I’m a depth oriented therapist though, so I’m all about figuring out what it is we don’t know about ourselves. In that realm, my biggest gain was a more fleshed out understanding of how my own patterns (from childhood, from early adulthood, from the various communities I’ve been a part of) have impacted how and why I’ve made specific decisions in my career, and specifically my business. Understanding where that stuff comes from has helped me in rewriting that blueprint, and playing with a new way of doing things (even when it scares the hell out of me).
What is your weirdest trait? While I have many of them, in the DC area it definitely has to be that I make eye contact and smile at strangers on public transportation. It does not go over well.
What do you do for fun?
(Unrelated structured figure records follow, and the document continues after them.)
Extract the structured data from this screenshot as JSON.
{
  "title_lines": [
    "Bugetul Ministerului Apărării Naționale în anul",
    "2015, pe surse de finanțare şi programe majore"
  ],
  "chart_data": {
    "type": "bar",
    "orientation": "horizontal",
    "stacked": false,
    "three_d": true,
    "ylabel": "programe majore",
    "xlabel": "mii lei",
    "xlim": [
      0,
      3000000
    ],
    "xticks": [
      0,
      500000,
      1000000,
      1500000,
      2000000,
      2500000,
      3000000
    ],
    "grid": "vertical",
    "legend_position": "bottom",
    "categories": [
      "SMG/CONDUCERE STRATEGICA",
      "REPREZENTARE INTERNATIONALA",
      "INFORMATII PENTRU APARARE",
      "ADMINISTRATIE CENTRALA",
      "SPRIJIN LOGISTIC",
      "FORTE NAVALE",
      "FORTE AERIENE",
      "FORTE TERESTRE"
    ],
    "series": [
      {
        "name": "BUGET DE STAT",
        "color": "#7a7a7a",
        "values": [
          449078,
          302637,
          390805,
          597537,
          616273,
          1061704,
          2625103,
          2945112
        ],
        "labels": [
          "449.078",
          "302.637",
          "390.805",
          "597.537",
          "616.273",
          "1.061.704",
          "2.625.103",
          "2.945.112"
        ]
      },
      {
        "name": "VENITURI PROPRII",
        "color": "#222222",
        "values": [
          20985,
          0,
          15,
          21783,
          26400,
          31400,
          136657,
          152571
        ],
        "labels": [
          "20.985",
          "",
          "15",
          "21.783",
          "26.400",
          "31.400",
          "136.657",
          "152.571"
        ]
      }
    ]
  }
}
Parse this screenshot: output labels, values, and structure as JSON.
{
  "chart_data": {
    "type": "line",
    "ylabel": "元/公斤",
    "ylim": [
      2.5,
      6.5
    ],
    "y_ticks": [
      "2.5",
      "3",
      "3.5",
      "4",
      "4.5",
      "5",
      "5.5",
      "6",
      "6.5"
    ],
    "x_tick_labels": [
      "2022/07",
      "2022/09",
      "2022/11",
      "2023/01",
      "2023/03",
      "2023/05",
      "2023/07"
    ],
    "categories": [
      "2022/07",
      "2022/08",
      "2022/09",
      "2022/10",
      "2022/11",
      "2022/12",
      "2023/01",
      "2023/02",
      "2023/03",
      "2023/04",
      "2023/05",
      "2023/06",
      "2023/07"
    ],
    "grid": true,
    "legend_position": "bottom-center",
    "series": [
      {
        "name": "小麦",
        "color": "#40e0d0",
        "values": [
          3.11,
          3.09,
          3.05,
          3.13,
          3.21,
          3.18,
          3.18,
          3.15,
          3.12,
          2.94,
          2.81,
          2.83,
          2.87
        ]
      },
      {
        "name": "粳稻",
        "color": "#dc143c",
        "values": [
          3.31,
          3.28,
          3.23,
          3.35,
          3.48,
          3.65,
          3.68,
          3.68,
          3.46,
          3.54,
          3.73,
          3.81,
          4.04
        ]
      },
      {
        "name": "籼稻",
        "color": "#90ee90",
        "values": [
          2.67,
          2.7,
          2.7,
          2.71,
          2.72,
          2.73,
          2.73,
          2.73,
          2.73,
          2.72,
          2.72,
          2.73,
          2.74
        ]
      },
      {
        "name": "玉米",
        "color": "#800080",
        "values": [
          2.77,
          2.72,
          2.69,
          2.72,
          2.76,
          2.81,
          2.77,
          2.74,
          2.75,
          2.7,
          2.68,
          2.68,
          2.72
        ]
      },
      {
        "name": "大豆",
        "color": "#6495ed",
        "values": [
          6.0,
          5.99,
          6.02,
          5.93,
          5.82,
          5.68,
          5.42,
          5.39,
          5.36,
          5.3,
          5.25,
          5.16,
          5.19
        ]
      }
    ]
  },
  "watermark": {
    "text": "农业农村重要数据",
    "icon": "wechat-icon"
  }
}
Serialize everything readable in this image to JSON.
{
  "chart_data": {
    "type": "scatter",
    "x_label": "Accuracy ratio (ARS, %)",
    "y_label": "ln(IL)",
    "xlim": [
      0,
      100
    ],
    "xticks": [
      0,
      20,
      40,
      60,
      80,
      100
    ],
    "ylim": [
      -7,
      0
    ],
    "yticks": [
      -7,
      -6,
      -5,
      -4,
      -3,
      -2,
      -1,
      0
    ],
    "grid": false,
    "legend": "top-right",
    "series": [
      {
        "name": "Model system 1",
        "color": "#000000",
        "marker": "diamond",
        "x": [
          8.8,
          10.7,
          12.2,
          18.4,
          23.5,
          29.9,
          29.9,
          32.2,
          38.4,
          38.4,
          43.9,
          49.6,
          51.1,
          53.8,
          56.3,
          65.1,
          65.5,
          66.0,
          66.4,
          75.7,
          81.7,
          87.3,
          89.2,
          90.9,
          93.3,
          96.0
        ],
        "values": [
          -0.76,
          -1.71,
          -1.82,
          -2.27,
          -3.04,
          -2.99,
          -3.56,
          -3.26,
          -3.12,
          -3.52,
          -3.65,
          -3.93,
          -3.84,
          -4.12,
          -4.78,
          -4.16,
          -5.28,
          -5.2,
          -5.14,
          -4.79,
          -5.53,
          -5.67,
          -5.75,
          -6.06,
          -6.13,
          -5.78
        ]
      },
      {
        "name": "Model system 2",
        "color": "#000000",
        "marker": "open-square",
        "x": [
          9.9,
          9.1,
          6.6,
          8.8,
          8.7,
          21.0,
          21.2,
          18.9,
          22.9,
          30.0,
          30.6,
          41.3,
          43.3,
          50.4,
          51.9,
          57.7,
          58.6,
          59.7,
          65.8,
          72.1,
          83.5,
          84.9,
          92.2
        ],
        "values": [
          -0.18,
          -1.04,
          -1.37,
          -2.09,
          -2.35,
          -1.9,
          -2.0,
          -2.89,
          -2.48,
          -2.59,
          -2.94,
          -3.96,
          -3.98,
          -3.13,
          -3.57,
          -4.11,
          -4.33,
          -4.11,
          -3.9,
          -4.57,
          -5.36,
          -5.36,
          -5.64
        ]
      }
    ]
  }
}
Jigsaw puzzles on my phone; begin and get halfway through knitting sweaters; spend an outrageous amount of time in the kitchen (cooking, baking, organizing); go shopping in the fancy AF grocery store like a chef (no plan, no recipe, just going around looking at what looks good and planning a meal around it); reading TV show recaps, and never actually watching the TV shows. I’m learning to push myself to play big, to own my power, and rule my fear.
What would someone be surprised to learn about you? I didn’t own a pair of sweatpants until three years ago. I honestly didn’t know they made them for adults. They are the most glorious pair of pants I own. I save them for special occasions / every Friday and Saturday night, and Thanksgiving.
Your favorite animal? Elephant, for sure. But also sheep. And giraffes. GOD what am I thinking? I have three cats. I should probably pick cats. Cats are my favorite. And also elephants.
Favorite Color? Okay, this might actually be the weirdest thing about me. My favorite color is gray (though I do genuinely love ALL the colors, preferably worn all at once). I love the inbetweenness of it, the sense that there is potential for there to be a torrential rainstorm OR for it all to clear and there will be a brilliant blue sky that hurts your eyes to look at it. And you can’t know until it happens. Gray reminds me to stay open and curious about what the future holds.
Favorite Dessert? DUDE! How can I narrow it down to just one? This is an insane question. For today (and I absolutely reserve my right to change my mind at any and all times in the future) would be: David Leite’s Ultimate Chocolate Chip Cookies warm from the oven with a tall glass of whole milk. Ideally, you should be snuggled in somewhere, reading a novel that you’ve read a million times, and will read a million more because it feels like home.
Why do you think it’s essential that therapists work out their money shit? Two reasons. First, I think we all gotta do it for us. Money shit sucks. It gets us stuck, prevents us from living the life we want to live, and it cuts us off from the flow and ease that can exist in life. How we think, feel, and act with and around money is often representative of other major areas in our relationships and life.
Second, it opens up this beautiful, rich space for us to explore with clients. As I’ve done this work in my own life, the more I see how we all struggle with money shit. Having a real sense of what is my stuff, I am able to be grounded as I explore this area with my clients (who often get really anxious, depressed, self-loathing–the whole gambit) about their relationship with money.
What are you most excited about when it comes to coaching the next cohort of LIMB? You guys! I’m most excited to go on this journey with you. I firmly believe that doing this work, makes us better therapists, and richer (in all the senses of that word) people. I’m pumped to get to know each of you and support you as you do this amazing, hard work.